Online auctions are a different matter. It is really not possible to inspect the diamonds and although it might be stated they are of a certain grade, there is no guarantee of the quality of a diamond sold this way. If a genuine certificate is stated to accompany any diamond so sold then ask for a copy of the certificate or for one to be posted so it can be read.
It pays to know the value of diamonds and the price of diamonds. Check out the information in this site about the qualities of diamonds such as the 4cs grading, charts etc.
There is a heap of information about diamonds here and how you can buy diamonds and also sell them.
A bit of due diligence and common sense goes a long way when it comes to various loose diamonds!
More on diamonds here
Sunday, February 18th, 2007
The value of loose diamonds is much easier to find out than diamonds which have been set into jewelery. It is possible to send loose diamonds to a gemological laboratory such as GIA, for example, and have them graded properly.
A diamond already set into a ring, may have inclusions or flaws hidden by the prongs or claws which hold the diamond in place or the back may be sealed making it difficult to properly subject the diamond to laboratory analysis. To do a proper analysis the diamond would need to be removed from the setting in this case.
If you are looking for a diamond of a specific type and quality then it is far better to look for loose diamonds and then have them set into the jewelery you wish after the grading and value of them has been established.
Firstly establish what sort and type of diamonds you want. Are they for a ring? Or a broach or some other piece of jewelery? What size do you want. And what quality of clarify and color would you like? This will all depend on your budget of course. The marketing by De Beers has been successful in establishing that 2 months salary is ideal for the cost of a diamond engagement ring. However this is simply a marketing ploy and your person budget will decide what you can and cannot afford.
It is a good idea to be very familiar with the types of diamonds, the weights, color and clarity available and what each is worth. There is no substitute for some learning, due diligence and a little common sense.
Provided the above is kept in mind the value of loose diamonds will not be quite as mysterious as it may have been before and it will be quite possible to locate and buy some excellent loose diamonds.
More on diamonds here
Friday, February 16th, 2007
Singapore loose diamonds really relates to diamonds sold in Singapore or by Singaporean diamond companies.
Possibly the impression is that by buying loose diamonds from Singapore it will be cheaper than buying in the States or elsewhere.

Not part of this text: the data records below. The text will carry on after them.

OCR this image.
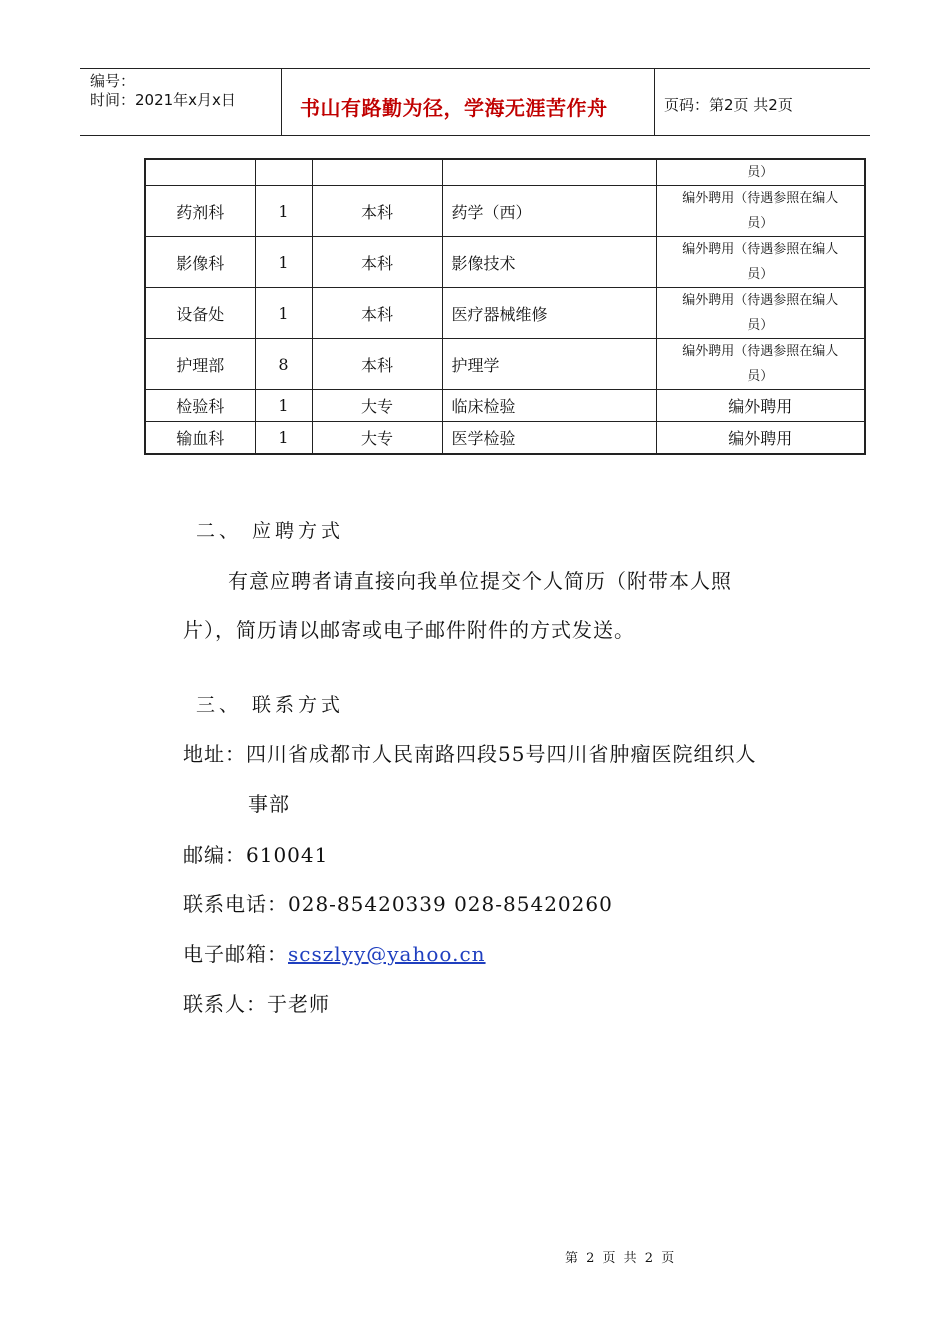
编号：
时间：2021年x月x日	书山有路勤为径，学海无涯苦作舟	页码：第2页 共2页
				员）
药剂科	1	本科	药学（西）	编外聘用（待遇参照在编人
员）

影像科	1	本科	影像技术	编外聘用（待遇参照在编人
员）

设备处	1	本科	医疗器械维修	编外聘用（待遇参照在编人
员）

护理部	8	本科	护理学	编外聘用（待遇参照在编人
员）

检验科	1	大专	临床检验	编外聘用
输血科	1	大专	医学检验	编外聘用
二、 应聘方式
有意应聘者请直接向我单位提交个人简历（附带本人照
片），简历请以邮寄或电子邮件附件的方式发送。
三、 联系方式
地址：四川省成都市人民南路四段55号四川省肿瘤医院组织人
事部
邮编：610041
联系电话：028-85420339 028-85420260
电子邮箱：scszlyy@yahoo.cn
联系人：于老师
第 2 页 共 2 页
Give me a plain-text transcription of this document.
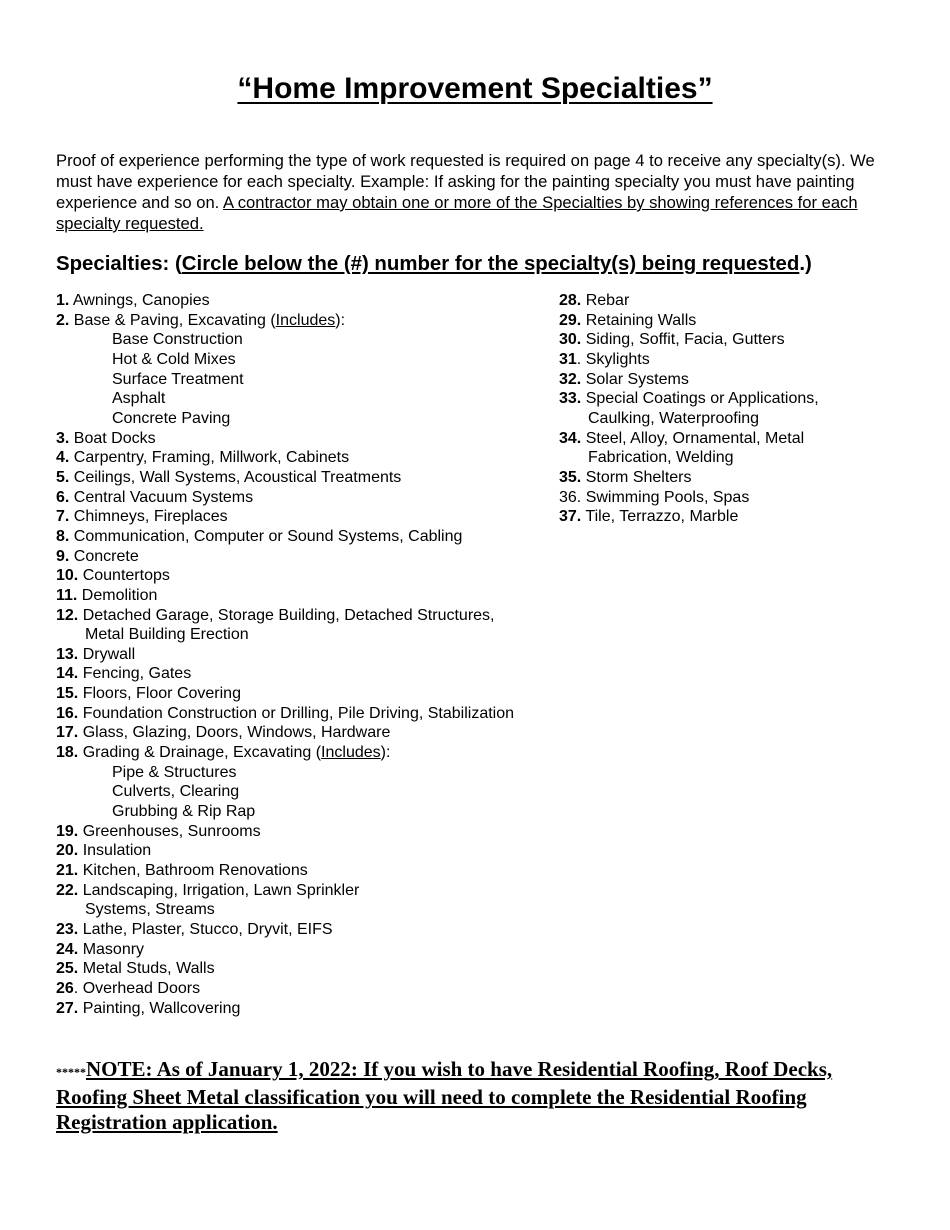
“Home Improvement Specialties”
Proof of experience performing the type of work requested is required on page 4 to receive any specialty(s). We must have experience for each specialty. Example: If asking for the painting specialty you must have painting experience and so on. A contractor may obtain one or more of the Specialties by showing references for each specialty requested.
Specialties: (Circle below the (#) number for the specialty(s) being requested.)
1. Awnings, Canopies
2. Base & Paving, Excavating (Includes):
Base Construction
Hot & Cold Mixes
Surface Treatment
Asphalt
Concrete Paving
3. Boat Docks
4. Carpentry, Framing, Millwork, Cabinets
5. Ceilings, Wall Systems, Acoustical Treatments
6. Central Vacuum Systems
7. Chimneys, Fireplaces
8. Communication, Computer or Sound Systems, Cabling
9. Concrete
10. Countertops
11. Demolition
12. Detached Garage, Storage Building, Detached Structures,
Metal Building Erection
13. Drywall
14. Fencing, Gates
15. Floors, Floor Covering
16. Foundation Construction or Drilling, Pile Driving, Stabilization
17. Glass, Glazing, Doors, Windows, Hardware
18. Grading & Drainage, Excavating (Includes):
Pipe & Structures
Culverts, Clearing
Grubbing & Rip Rap
19. Greenhouses, Sunrooms
20. Insulation
21. Kitchen, Bathroom Renovations
22. Landscaping, Irrigation, Lawn Sprinkler
Systems, Streams
23. Lathe, Plaster, Stucco, Dryvit, EIFS
24. Masonry
25. Metal Studs, Walls
26. Overhead Doors
27. Painting, Wallcovering
28. Rebar
29. Retaining Walls
30. Siding, Soffit, Facia, Gutters
31. Skylights
32. Solar Systems
33. Special Coatings or Applications,
Caulking, Waterproofing
34. Steel, Alloy, Ornamental, Metal
Fabrication, Welding
35. Storm Shelters
36. Swimming Pools, Spas
37. Tile, Terrazzo, Marble
*****NOTE: As of January 1, 2022: If you wish to have Residential Roofing, Roof Decks, Roofing Sheet Metal classification you will need to complete the Residential Roofing Registration application.
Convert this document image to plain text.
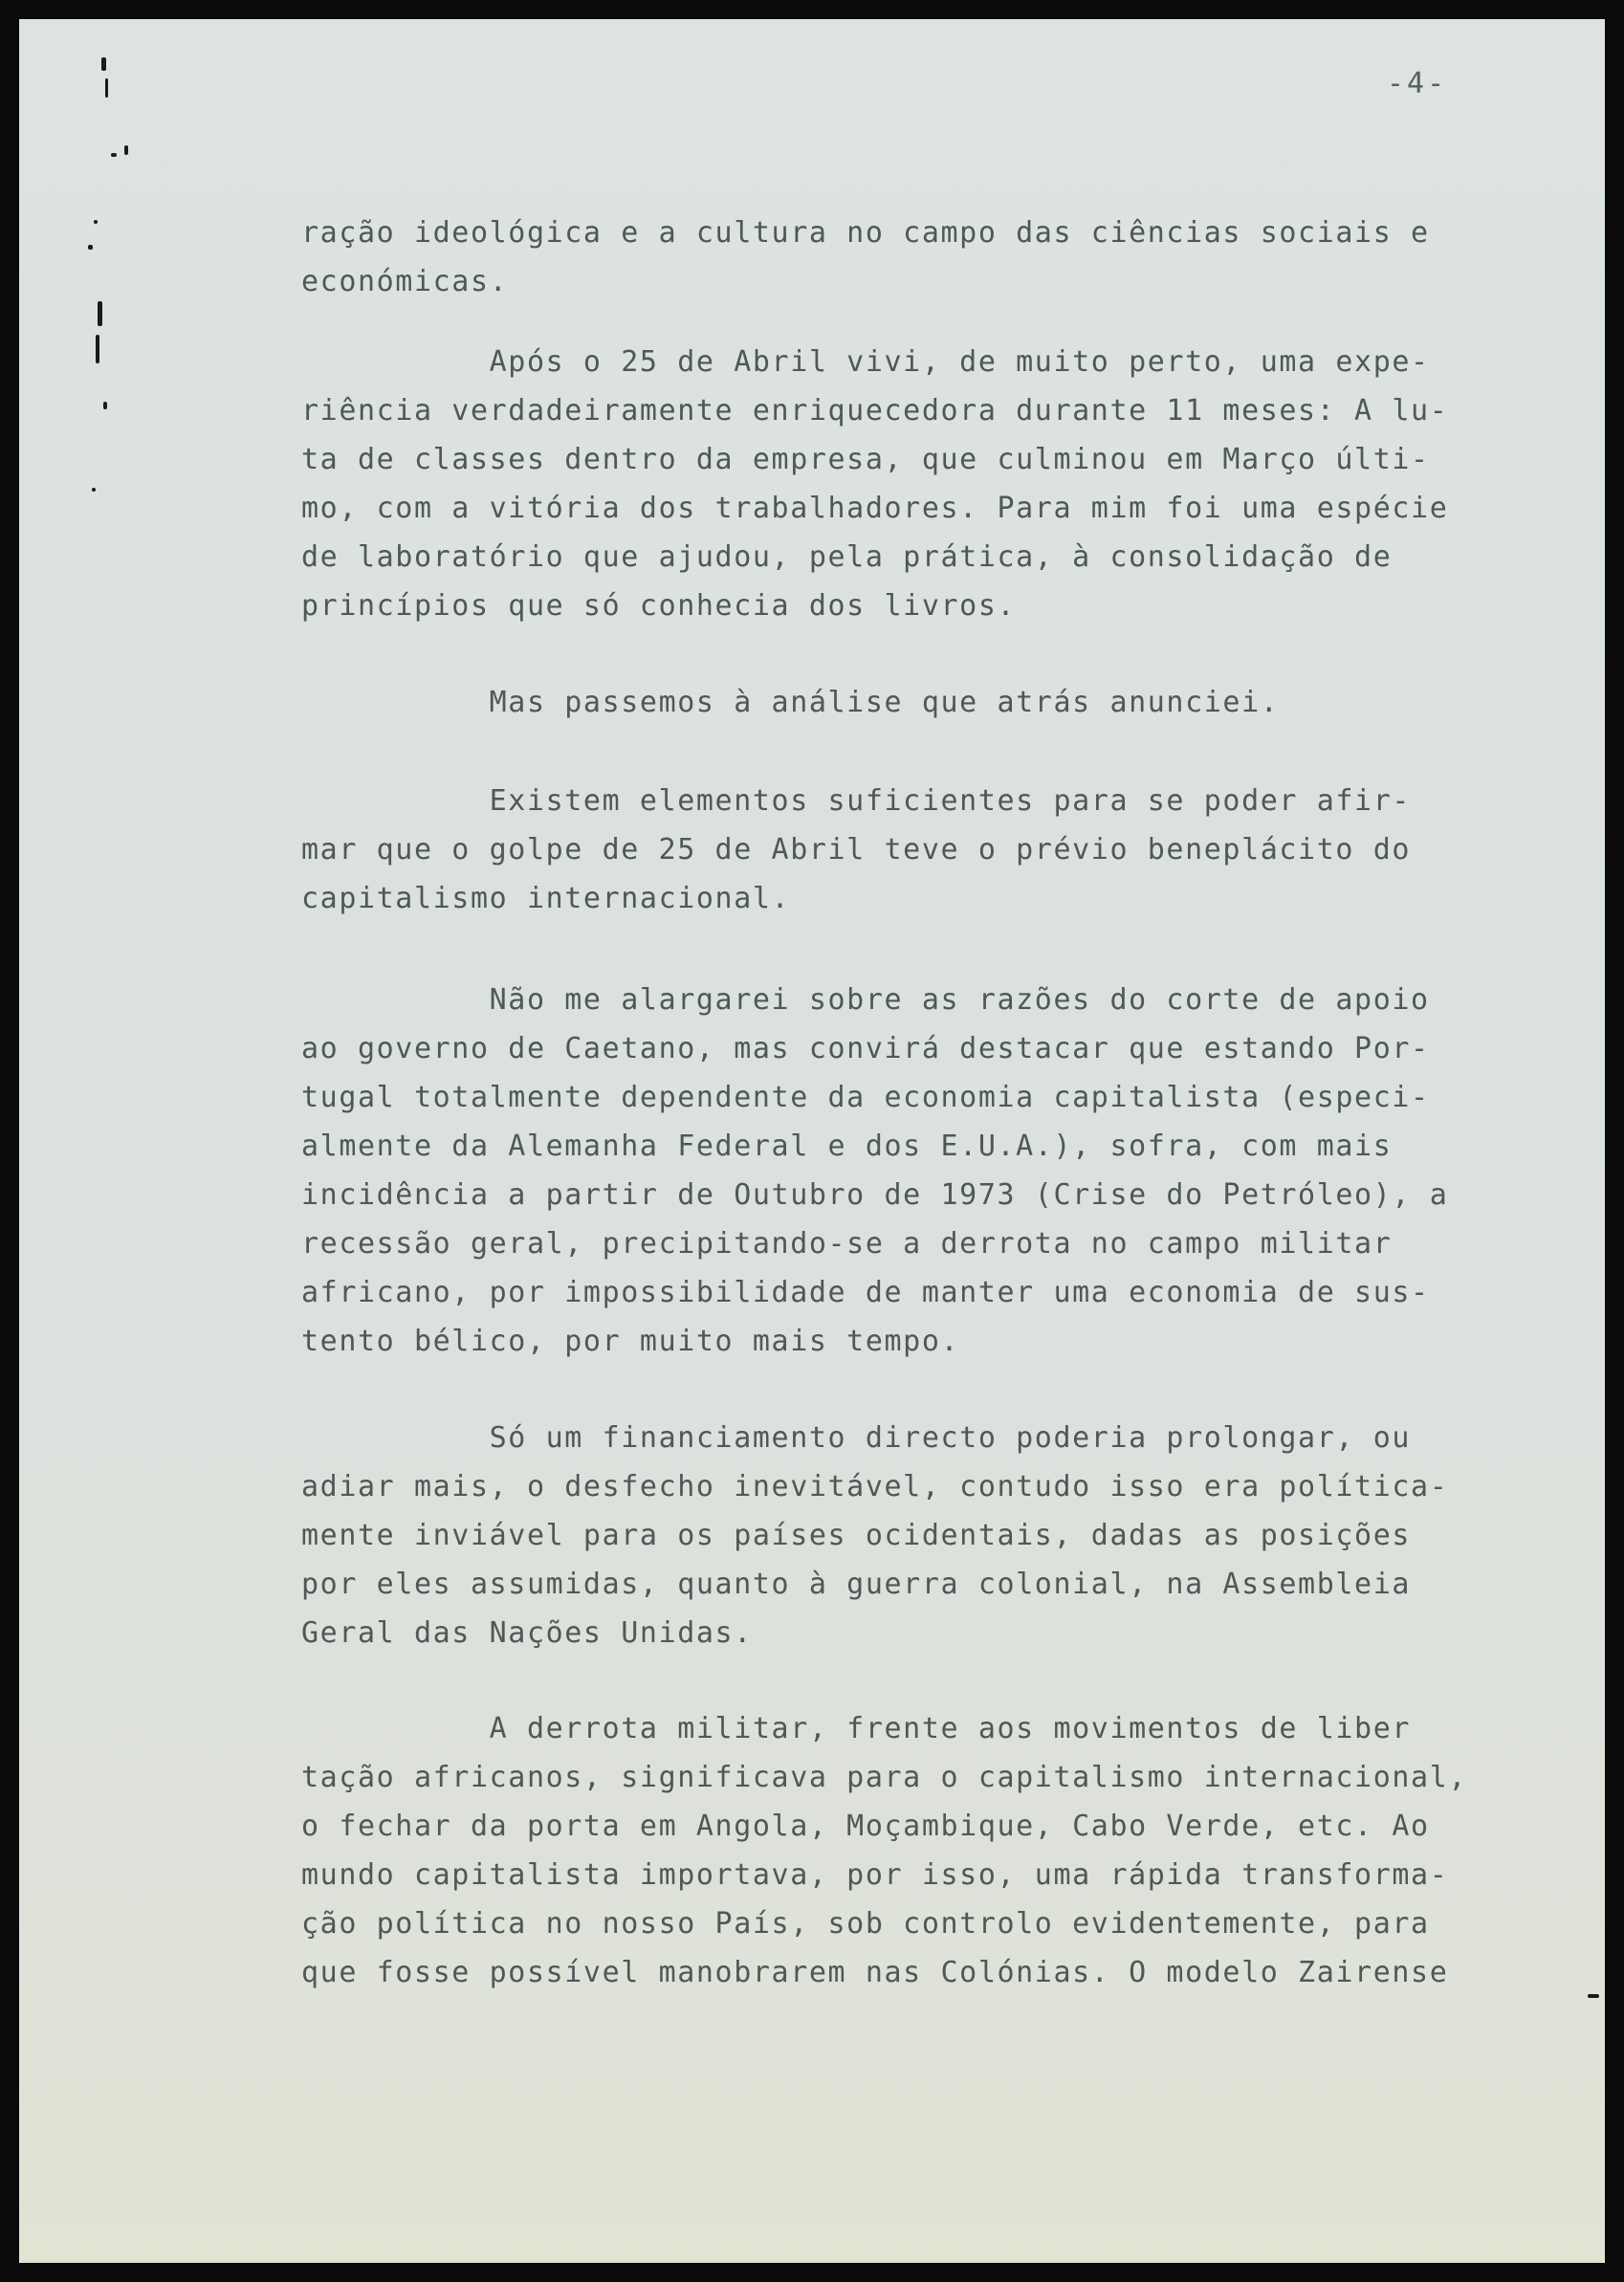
-4-
ração ideológica e a cultura no campo das ciências sociais e
económicas.
Após o 25 de Abril vivi, de muito perto, uma expe-
riência verdadeiramente enriquecedora durante 11 meses: A lu-
ta de classes dentro da empresa, que culminou em Março últi-
mo, com a vitória dos trabalhadores. Para mim foi uma espécie
de laboratório que ajudou, pela prática, à consolidação de
princípios que só conhecia dos livros.
Mas passemos à análise que atrás anunciei.
Existem elementos suficientes para se poder afir-
mar que o golpe de 25 de Abril teve o prévio beneplácito do
capitalismo internacional.
Não me alargarei sobre as razões do corte de apoio
ao governo de Caetano, mas convirá destacar que estando Por-
tugal totalmente dependente da economia capitalista (especi-
almente da Alemanha Federal e dos E.U.A.), sofra, com mais
incidência a partir de Outubro de 1973 (Crise do Petróleo), a
recessão geral, precipitando-se a derrota no campo militar
africano, por impossibilidade de manter uma economia de sus-
tento bélico, por muito mais tempo.
Só um financiamento directo poderia prolongar, ou
adiar mais, o desfecho inevitável, contudo isso era política-
mente inviável para os países ocidentais, dadas as posições
por eles assumidas, quanto à guerra colonial, na Assembleia
Geral das Nações Unidas.
A derrota militar, frente aos movimentos de liber
tação africanos, significava para o capitalismo internacional,
o fechar da porta em Angola, Moçambique, Cabo Verde, etc. Ao
mundo capitalista importava, por isso, uma rápida transforma-
ção política no nosso País, sob controlo evidentemente, para
que fosse possível manobrarem nas Colónias. O modelo Zairense
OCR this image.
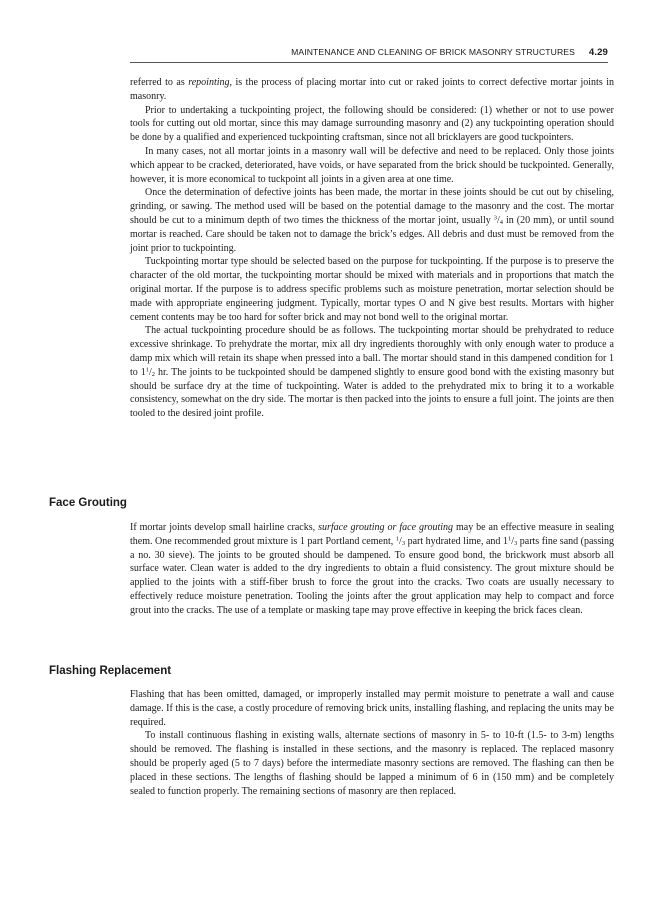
MAINTENANCE AND CLEANING OF BRICK MASONRY STRUCTURES 4.29

referred to as repointing, is the process of placing mortar into cut or raked joints to correct defective mortar joints in masonry.

Prior to undertaking a tuckpointing project, the following should be considered: (1) whether or not to use power tools for cutting out old mortar, since this may damage surrounding masonry and (2) any tuckpointing operation should be done by a qualified and experienced tuckpointing craftsman, since not all bricklayers are good tuckpointers.

In many cases, not all mortar joints in a masonry wall will be defective and need to be replaced. Only those joints which appear to be cracked, deteriorated, have voids, or have separated from the brick should be tuckpointed. Generally, however, it is more economical to tuckpoint all joints in a given area at one time.

Once the determination of defective joints has been made, the mortar in these joints should be cut out by chiseling, grinding, or sawing. The method used will be based on the potential damage to the masonry and the cost. The mortar should be cut to a minimum depth of two times the thickness of the mortar joint, usually $^3/_4$ in (20 mm), or until sound mortar is reached. Care should be taken not to damage the brick’s edges. All debris and dust must be removed from the joint prior to tuckpointing.

Tuckpointing mortar type should be selected based on the purpose for tuckpointing. If the purpose is to preserve the character of the old mortar, the tuckpointing mortar should be mixed with materials and in proportions that match the original mortar. If the purpose is to address specific problems such as moisture penetration, mortar selection should be made with appropriate engineering judgment. Typically, mortar types O and N give best results. Mortars with higher cement contents may be too hard for softer brick and may not bond well to the original mortar.

The actual tuckpointing procedure should be as follows. The tuckpointing mortar should be prehydrated to reduce excessive shrinkage. To prehydrate the mortar, mix all dry ingredients thoroughly with only enough water to produce a damp mix which will retain its shape when pressed into a ball. The mortar should stand in this dampened condition for 1 to $1^1/_2$ hr. The joints to be tuckpointed should be dampened slightly to ensure good bond with the existing masonry but should be surface dry at the time of tuckpointing. Water is added to the prehydrated mix to bring it to a workable consistency, somewhat on the dry side. The mortar is then packed into the joints to ensure a full joint. The joints are then tooled to the desired joint profile.

Face Grouting

If mortar joints develop small hairline cracks, surface grouting or face grouting may be an effective measure in sealing them. One recommended grout mixture is 1 part Portland cement, $^1/_3$ part hydrated lime, and $1^1/_3$ parts fine sand (passing a no. 30 sieve). The joints to be grouted should be dampened. To ensure good bond, the brickwork must absorb all surface water. Clean water is added to the dry ingredients to obtain a fluid consistency. The grout mixture should be applied to the joints with a stiff-fiber brush to force the grout into the cracks. Two coats are usually necessary to effectively reduce moisture penetration. Tooling the joints after the grout application may help to compact and force grout into the cracks. The use of a template or masking tape may prove effective in keeping the brick faces clean.

Flashing Replacement

Flashing that has been omitted, damaged, or improperly installed may permit moisture to penetrate a wall and cause damage. If this is the case, a costly procedure of removing brick units, installing flashing, and replacing the units may be required.

To install continuous flashing in existing walls, alternate sections of masonry in 5- to 10-ft (1.5- to 3-m) lengths should be removed. The flashing is installed in these sections, and the masonry is replaced. The replaced masonry should be properly aged (5 to 7 days) before the intermediate masonry sections are removed. The flashing can then be placed in these sections. The lengths of flashing should be lapped a minimum of 6 in (150 mm) and be completely sealed to function properly. The remaining sections of masonry are then replaced.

In fact, regardless of where one buys diamonds, the criteria for buying diamonds remain the same. This applies to buying diamonds in the US, UK, Asia or even down under in Australia (one of the biggest diamond producers in the world incidentally).
The prime criteria are to:
Understand something about diamonds and how they are graded. This can be achieved by a good patient study of this website.
Know what sort of diamond or diamonds you want and specifically what for, A diamond ring perhaps or a broach for example.
Knowing that buying loose diamonds is better than diamonds that have been set in jewelry since they are much easier to check for flaws and the condition of the diamond.
Know from whom you are buying, especially when buying on line. Ensuring that the full details about each diamond is fully outlined and that each diamond comes with a proper GIA or EGL certificate outlining the qualities of the diamond.
Paying by credit card rather than cash so in the event you discover the diamond is not as described, you can return it and ensure you get your funds back.
Probably the most important of all is to know and understand diamonds. One does not buy a car sight unseen and neither should one buy diamonds sight unseen.
Just plain common sense, some due diligence and a little patience always brings it’s own rewards when it comes to buying diamonds and this applies to Singapore loose diamonds just as much as any other diamonds.